First off, there *is* a difference between 16 yards and 20 yards in trap. You’ll find it right between your ears, mostly. Trapshooters just shouldn’t think. It’s bad for us. We should have our brains put on hold for the duration of all competitions, ‘cuz when a trapshooter starts to think, only bad stuff happens. That 70 of yours is quite normal. I shot a handicap this summer that went like this: 24, 23, 18, 12. I got to thinkin’ I was hot stuff, better than jalapeno bean dip, during the first 50. I started rehearsing what I was gonna say to the media when I got done breakin’ a 98. Crashed and burned in the last 50. Take your brain outta your head and leave it in the truck when you shoot trap. Do not look at the scoreboard. Do not look at the trophy case. Do not rehearse your speech to the media. Do not think, period. Enjoy the day. Smell the grass. Count the creases on your boots between shots, but do not think.
Engrave this on your stock. The name of the game in trap is *not* to go straight. The name of the game is to break one, just one, every time.
There *are* some emotional and technical differences between 16-yard and handicap events. Generally, unless you can approach breaking all 100, you can’t win a 16-yard event. And you are lucky to win your class, because of all them varmint sandbaggers out there. Ya gotta wonder sometimes when D class goes to a 98. So treat 16-yard as practice, and fun, and grooving your moves, and controlling your head. One day the lightbulb will go on, and you will break them all. But if you force it, you won’t, so enjoy.
Handicap is altogether different, emotionally. You *can* win it. If you are at short yardage, and the day is really awful – say wind, sleet, snow, terrible heat, rain, darkness – you can even win it with a lousy score. It isn’t entirely even – but it’s as even and as fair as it gets in trap. Not at big shoots – the professionals are there and will win usually, because it’s what they do for a living – but at a regional or a club shoot, you do have a fightin’ chance.
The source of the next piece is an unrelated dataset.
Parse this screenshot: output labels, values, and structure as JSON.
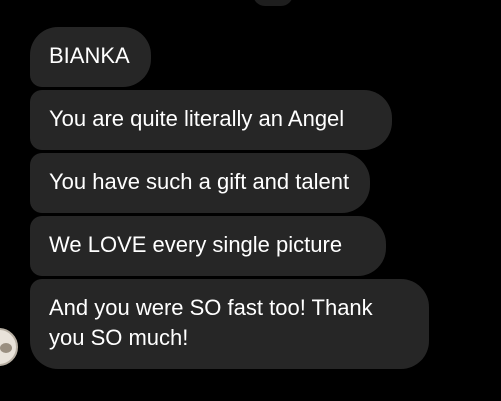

That, of course, works on that goofy brain of yours, because there is always money in winning handicap, and glory at the bar later, and a gold-plated duck decoy lamp for a trophy. That’s what makes you shoot 70.
The technical differences between handicap and 16-yard really start at about 24-25 yards. Probably 24. It isn’t your gun, and it isn’t the load you are shooting. The difference is in the patience and the precision required. At 16-yard, you can make awful gun move mistakes, you can completely misread the angle, you can even start your move in the opposite direction – and still recover and break the bird. You just flat have a lotta time to mess up, and then fix it. At about 23-24 yards, you start to need to be real quiet about how you move. And smooth. And you need to pay attention. Your gun mechanics need to be solid, and you need to really *see* the target correctly before you move. If you misread the angle, only slightly, you will miss. If your gun mechanics are sloppy, you will miss. If you are not ready mentally, you will miss. It’s not *radically* different from 16-yard, but enough so that you just have to be a lot more solid about what you do. The angle of the sun matters also – most long-yardage folks don’t do well shooting in the early morning when the target looks smaller than it does with full illumination in early afternoon.
Try this for practice. Stand at the 16-yard line. Shoot 5 birds. Step back 2 yards. Shoot 5 birds. Etc. to the 27 yard line. Do that for 100 shots. That will give you a good sense of the concentration and timing necessary for 25-27 yards, and it will also convince you that 20 yards is technically the same as 16 yards. But you have to do it. I didn’t believe it either until a coach I had made me go through this exercise. Handicap is a kick. It’s fun to almost be even with all those old coots back at 27.